By Doug Chartier
LAW WEEK COLORADO
Once the mainstream media got a hold of the controversy surrounding United States v. Nosal, everyone from Netflix users to coworkers in various industries were made to wonder if their password sharing, even when benign, could be illegal.
Last month, the U.S. Court of Appeals for the 9th Circuit weighed in on two password-sharing-related cases dealing with the Computer Fraud and Abuse Act. The opinions in United States v. Nosal and Facebook, Inc. v. Power Ventures, Inc. underscored the murky issue regarding the anti-hacking act and under what circumstances its criminal penalties could be extended to more common civil situations. Companies looking for more clarity on what “authorization” means under the CFAA, and just how far the statute’s reach might be over login credentials, might have to wait longer in spite of the recent appellate decisions.
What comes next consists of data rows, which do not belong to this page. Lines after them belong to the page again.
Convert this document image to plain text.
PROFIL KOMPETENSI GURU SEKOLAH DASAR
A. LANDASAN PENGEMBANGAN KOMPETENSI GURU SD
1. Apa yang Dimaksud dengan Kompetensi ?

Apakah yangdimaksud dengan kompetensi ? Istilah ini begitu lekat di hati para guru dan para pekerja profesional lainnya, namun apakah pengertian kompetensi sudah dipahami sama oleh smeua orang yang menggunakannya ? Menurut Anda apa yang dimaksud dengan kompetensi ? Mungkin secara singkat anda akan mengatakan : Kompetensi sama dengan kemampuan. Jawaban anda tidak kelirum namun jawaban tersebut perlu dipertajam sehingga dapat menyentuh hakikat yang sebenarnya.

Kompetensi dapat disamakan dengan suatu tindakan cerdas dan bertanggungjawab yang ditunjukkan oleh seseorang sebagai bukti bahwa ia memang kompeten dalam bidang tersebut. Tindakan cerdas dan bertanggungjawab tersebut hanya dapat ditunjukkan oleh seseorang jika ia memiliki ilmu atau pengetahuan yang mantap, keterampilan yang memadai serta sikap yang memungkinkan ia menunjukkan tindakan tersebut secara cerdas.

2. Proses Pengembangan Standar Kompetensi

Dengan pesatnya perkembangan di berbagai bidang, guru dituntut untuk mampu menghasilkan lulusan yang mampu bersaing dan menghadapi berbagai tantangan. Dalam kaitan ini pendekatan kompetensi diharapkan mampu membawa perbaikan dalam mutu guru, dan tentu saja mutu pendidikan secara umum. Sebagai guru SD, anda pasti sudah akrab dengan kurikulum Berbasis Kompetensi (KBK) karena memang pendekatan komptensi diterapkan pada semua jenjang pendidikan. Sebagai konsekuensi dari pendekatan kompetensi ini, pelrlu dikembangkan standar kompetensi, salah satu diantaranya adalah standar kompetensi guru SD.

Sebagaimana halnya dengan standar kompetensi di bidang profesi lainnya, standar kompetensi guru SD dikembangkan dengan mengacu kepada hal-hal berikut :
Congress enacted the CFAA of 1986 to combat cyber espionage, as it makes subject to criminal penalties anyone who “knowingly and with intent to defraud, accesses a protected computer without authorization, or exceeds authorized access, and by means of such conduct furthers the intended fraud and obtains anything of value.”
But the CFAA’s broad language has allowed its application in contexts outside of espionage. Prior to the enactment of the Defend Trade Secrets Act in May, plaintiffs used the CFAA to pursue trade secret misappropriation cases in federal court — perhaps its most common alternative use. The CFAA creates a private right of action in addition to being a criminal law, and companies have brought suit against individuals whom they claimed accessed their company computers or networks without authorization in order to steal trade secrets or give them to a competitor.